Foi uma cerimonia na qual Moçambique fez-se representar pela presidente da Assembleia da República de Moçambique (AR) Margarida Talapa, que teve lugar na Praça da República, em Luanda.
Talapa participou neste acto oficial, em representação do Presidente da República, Daniel Chapo.
A esta cerimónia de celebração das bodas de ouro da independência de Angola estiveram, igualmente, presentes os antigos estadistas moçambicanos, Joaquim Chissano, e Filipe Nyusi, como convidados de honra de João Lourenço.
A presidente do parlamento moçambicano esteve entre os Chefes de Estados convidados que renderam homenagem ao primeiro Presidente da República de Angola, António Agostinho Neto, no sarcófago junto à Praça da República.
Agostinho Neto é figura central do movimento de libertação e proclamador da independência, a 11 de Novembro de 1975.

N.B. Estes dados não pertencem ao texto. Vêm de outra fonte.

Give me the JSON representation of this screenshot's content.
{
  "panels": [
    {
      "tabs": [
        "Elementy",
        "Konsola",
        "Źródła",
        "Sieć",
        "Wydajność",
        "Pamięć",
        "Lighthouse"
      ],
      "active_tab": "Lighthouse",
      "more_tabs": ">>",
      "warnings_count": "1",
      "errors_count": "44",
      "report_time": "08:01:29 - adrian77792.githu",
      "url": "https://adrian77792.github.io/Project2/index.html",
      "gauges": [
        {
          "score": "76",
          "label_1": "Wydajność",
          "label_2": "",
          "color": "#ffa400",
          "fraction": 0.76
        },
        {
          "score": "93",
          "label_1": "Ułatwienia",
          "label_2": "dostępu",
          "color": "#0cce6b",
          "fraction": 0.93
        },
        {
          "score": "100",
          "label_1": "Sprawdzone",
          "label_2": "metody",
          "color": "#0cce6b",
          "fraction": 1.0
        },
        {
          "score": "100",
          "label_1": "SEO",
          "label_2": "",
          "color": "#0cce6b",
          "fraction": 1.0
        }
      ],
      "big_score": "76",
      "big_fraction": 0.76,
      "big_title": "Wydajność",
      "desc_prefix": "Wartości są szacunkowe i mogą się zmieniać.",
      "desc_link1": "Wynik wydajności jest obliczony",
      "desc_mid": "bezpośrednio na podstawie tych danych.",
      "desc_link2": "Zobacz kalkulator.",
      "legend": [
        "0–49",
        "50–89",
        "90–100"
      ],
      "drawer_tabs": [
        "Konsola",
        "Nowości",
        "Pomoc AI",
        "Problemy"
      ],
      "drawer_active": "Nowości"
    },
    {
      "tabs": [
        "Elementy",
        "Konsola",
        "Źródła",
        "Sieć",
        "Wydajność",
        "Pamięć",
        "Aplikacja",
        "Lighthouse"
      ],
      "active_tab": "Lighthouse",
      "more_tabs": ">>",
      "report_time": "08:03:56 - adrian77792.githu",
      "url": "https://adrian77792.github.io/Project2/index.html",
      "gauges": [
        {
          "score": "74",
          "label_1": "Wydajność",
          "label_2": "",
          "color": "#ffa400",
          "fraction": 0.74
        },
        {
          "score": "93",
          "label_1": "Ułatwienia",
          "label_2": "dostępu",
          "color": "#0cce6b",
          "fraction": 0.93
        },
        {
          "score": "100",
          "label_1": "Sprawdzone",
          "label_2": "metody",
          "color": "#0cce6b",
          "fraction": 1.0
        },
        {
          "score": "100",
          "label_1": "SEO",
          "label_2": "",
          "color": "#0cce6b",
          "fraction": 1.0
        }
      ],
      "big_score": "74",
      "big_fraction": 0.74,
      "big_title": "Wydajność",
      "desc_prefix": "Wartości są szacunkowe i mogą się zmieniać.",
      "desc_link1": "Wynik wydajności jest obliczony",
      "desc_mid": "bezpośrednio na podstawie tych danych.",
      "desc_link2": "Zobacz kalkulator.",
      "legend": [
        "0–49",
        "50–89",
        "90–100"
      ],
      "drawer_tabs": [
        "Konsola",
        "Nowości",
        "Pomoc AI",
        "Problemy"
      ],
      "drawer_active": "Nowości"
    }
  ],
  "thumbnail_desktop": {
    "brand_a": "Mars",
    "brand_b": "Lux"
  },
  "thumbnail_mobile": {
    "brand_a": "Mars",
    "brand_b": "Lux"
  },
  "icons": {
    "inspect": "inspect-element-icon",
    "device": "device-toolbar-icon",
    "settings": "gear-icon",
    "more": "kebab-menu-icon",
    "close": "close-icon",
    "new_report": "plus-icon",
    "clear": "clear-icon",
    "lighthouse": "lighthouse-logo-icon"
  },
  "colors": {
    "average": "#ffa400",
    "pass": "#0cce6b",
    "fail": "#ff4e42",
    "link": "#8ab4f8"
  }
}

Chissano revelou, em conversa que Agostinho Neto tinha afeição especial por Moçambique, e na véspera da proclamação da independência de Angola, a 10 de Novembro de 1975, tinha estado no país.
Um dos momentos mais altos da celebração dos 50 anos, foi a condecoração, à título póstumo, com medalha de honra, à Agostinho Neto, por ter sido primeiro Presidente da República de Angola e pelo contributo prestado à nação angolana.
Ao som de cânticos populares e músicas de raiz tradicional angolana, como Rui Mingas, Isau Baptista, Filipe Mukenga, grupos organizados de cidadãos provenientes das 18 províncias de Angola, incluindo bairros suburbanos de Luanda, deram ar da sua graça, exaltando a identidade cultural dos angolanos.
A comissão interministerial envolvida na organização das cerimónias, confirmou a participação de cerca de seis mil foliões.
O desfile militar, com contingentes dos vários ramos das Forças Armadas Angolanas e da Polícia Nacional, envolvendo aproximadamente quatro mil efectivos, encerrou a “procissão”.
O Chefe do Estado angolano percorreu os 50 anos da história recente do país, cerca de três décadas dos quais, marcados por conflitos armados, entre “filhos da mesma mãe”.
João Lourenço lembrou que a seguir às independências nacionais os países da África Austral “corriam sério risco de serem colonizados, em tão curto espaço de tempo”, numa clara alusão ao regime segregacionista do Apartheid, que desestabilizou a região.
O Presidente de Angola lamentou o facto de “desde o dia da independência de Angola, o nosso país passou por 27 anos de conflito armado, destacando a célebre batalha do Cuito Cuanavale, que em 1987, opôs as Forças Armadas angolanas e cubanas à guerrilha da UNITA, o maior partido da oposição em Angola, apoiada pelo exército sul-africano do regime do Apartheid.
Foi a mais prolongada batalha de que há registo no continente africano.
Com efeito, as marcas da guerra são ainda visíveis, 23 anos depois, e condicionam o desenvolvimento do país, e, João Lourenço determinou, que “a prioridade de momento é trabalhar para que Angola seja declarada livre de minas nos próximos dois anos”.
O discurso de João Lourenço ficará, certamente, marcado pelo apelo à união entre os angolanos em prol de desenvolvimento, tendo sublinhado ser esta a condição primordial para a construção do bem-estar e progresso de Angola.
“O momento é para os empreendedores”, concluiu.
Talapa fez-se acompanhar pelos deputados do parlamento moçambicano, Aires Ali, da bancada da Frelimo, partido no poder, e chefe do Grupo Nacional junto do Parlamento Pan-Africano; e Marta Zalimba, também da Frelimo, e presidente do Gabinete da Mulher Parlamentar.
Fez-se também acompanhar pelos deputados e porta-vozes das bancadas do Povo Optimista para o Desenvolvimento de Moçambique (PODEMOS) o maior partido da oposição, Ivandro Massingue; da Renamo, o segundo da oposição, Arnaldo Chalaua; do Movimento Democrático de Moçambique (MDM) Leonor de Sousa, bem como pelo secretário-geral da AR, António Mahumane, entre outros quadros.